When everyone sees the same system state, teams can act faster and trust the outcomes.
The obvious concern: The walled garden risk
Does “unified” just mean “walled garden 2.0?” The answer depends on architecture choices. A truly unified platform must be built on open standards: IAB taxonomies, open and shared protocols, and public APIs that allow buyers and sellers to integrate their own tools, export their data and audit decisions. The value proposition can’t rely on lock-in. It has to come from genuine efficiency gains that partners can measure independently. That means fee transparency at every layer, open diagnostic endpoints and visibility into how AI agents make recommendations.
The test is simple: If a buyer or publisher can’t easily leave or compare performance against alternatives, what’s been built is a trap, not a platform. That’s why continued work on interoperability and protocols, like AdCP, remains so important.
What a unified ecosystem enables
Done right, the impact of unification is measurable. Here’s what both sides can expect to gain:
Fewer hops, less latency, lower IVT exposure.
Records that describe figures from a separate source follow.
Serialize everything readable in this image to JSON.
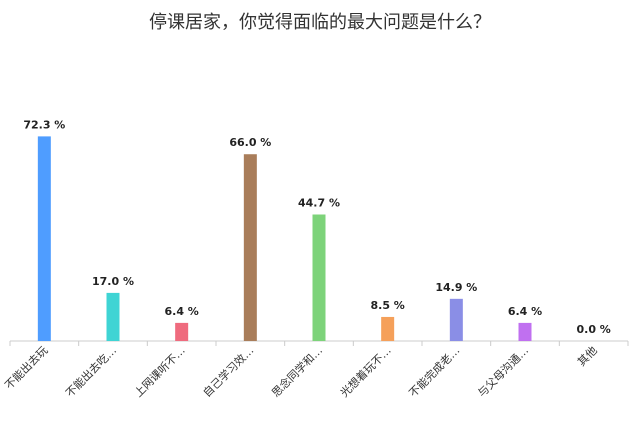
{
  "chart_data": {
    "type": "bar",
    "title": "停课居家，你觉得面临的最大问题是什么？",
    "categories": [
      "不能出去玩",
      "不能出去吃…",
      "上网课听不…",
      "自己学习效…",
      "思念同学和…",
      "光想着玩不…",
      "不能完成老…",
      "与父母沟通…",
      "其他"
    ],
    "values": [
      72.3,
      17.0,
      6.4,
      66.0,
      44.7,
      8.5,
      14.9,
      6.4,
      0.0
    ],
    "value_labels": [
      "72.3 %",
      "17.0 %",
      "6.4 %",
      "66.0 %",
      "44.7 %",
      "8.5 %",
      "14.9 %",
      "6.4 %",
      "0.0 %"
    ],
    "colors": [
      "#4f9dff",
      "#3fd4d4",
      "#ef6b7e",
      "#a97d5a",
      "#7dd37a",
      "#f5a05a",
      "#8a8ee6",
      "#c070f0",
      "#8a8ee6"
    ],
    "ylim": [
      0,
      100
    ],
    "grid": false,
    "legend": "none",
    "xlabel": "",
    "ylabel": ""
  }
}
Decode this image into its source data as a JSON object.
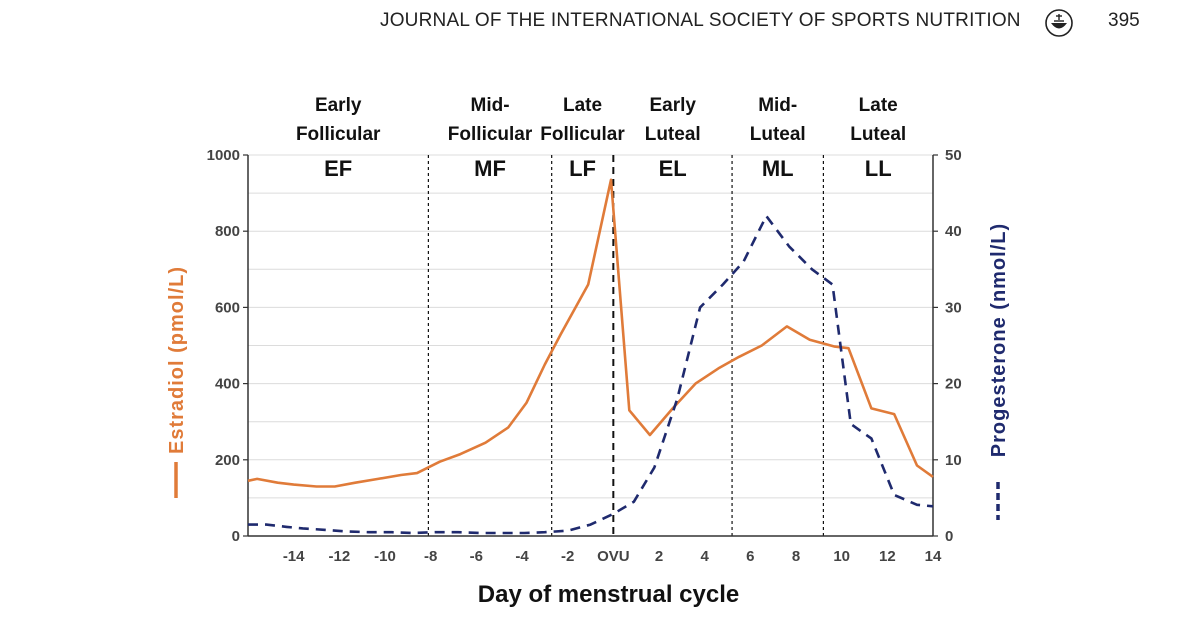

Consolidated routes remove redundant intermediaries. Buyers get faster paths and stronger quality controls. Publishers get clearer sightlines into demand. Both benefit from fewer opportunities for fraud to enter the equation.
Operational efficiency that can be quantified. AI-assisted deal creation speeds up packaging and targeting. Reduced person-hours and error rates translate into measurable cost avoidance and faster time to resolution. These reductions aren’t theoretical. For instance, PubMatic has seen an 87% reduction in time spent managing deals created through its generative AI deal management agent. And new research has found that nearly half (47.1%) of marketers have experienced better attribution and measurement as a result of integrating their martech and ad tech systems.
Higher-quality yield for publishers. Cleaner routes and better signal fidelity improve match rates and win rates. That consistency shows up as more predictable revenue.
Readiness for agent-to-agent workflows. That same research found that over half of marketers said the leading force behind platform convergence is AI. As AI agents take on more tasks, they will increasingly need to talk across planning, activation and supply. That conversation is only productive when the agents share a language and a ledger. A unified platform lays the groundwork for both.
2026 outlook: One system, two perspectives
What will a good representation of this look like a year from now? Here’s PubMatic’s vision:
On the buy side, advertisers should expect an AI-powered media environment that ingests clean cross-channel data, suggests plan scenarios, assembles deals, monitors pacing and explains anomalies in plain language. On the sell side, an AI-powered publisher platform will unify demand signals, automate packaging, flag quality issues in real time and recommend inventory strategies aligned with business goals.
The key is not that each side has AI. It is that both run on the same core services, so their assistants can coordinate rather than contradict one another.
This is the direction PubMatic is building toward: buyer and publisher interfaces that sit on a shared fabric, with common identity, taxonomy, measurement and AI services. The aim is to make the market simpler, faster and more accountable without forcing either side to give up control of their decisions.
To achieve this vision, buyers and publishers must retire the mental model of two opposing stacks and adopt one system with two perspectives. The future of advertising lies in tying SPO discipline to a shared AI fabric, enhancing speed, transparency and ROI for everyone.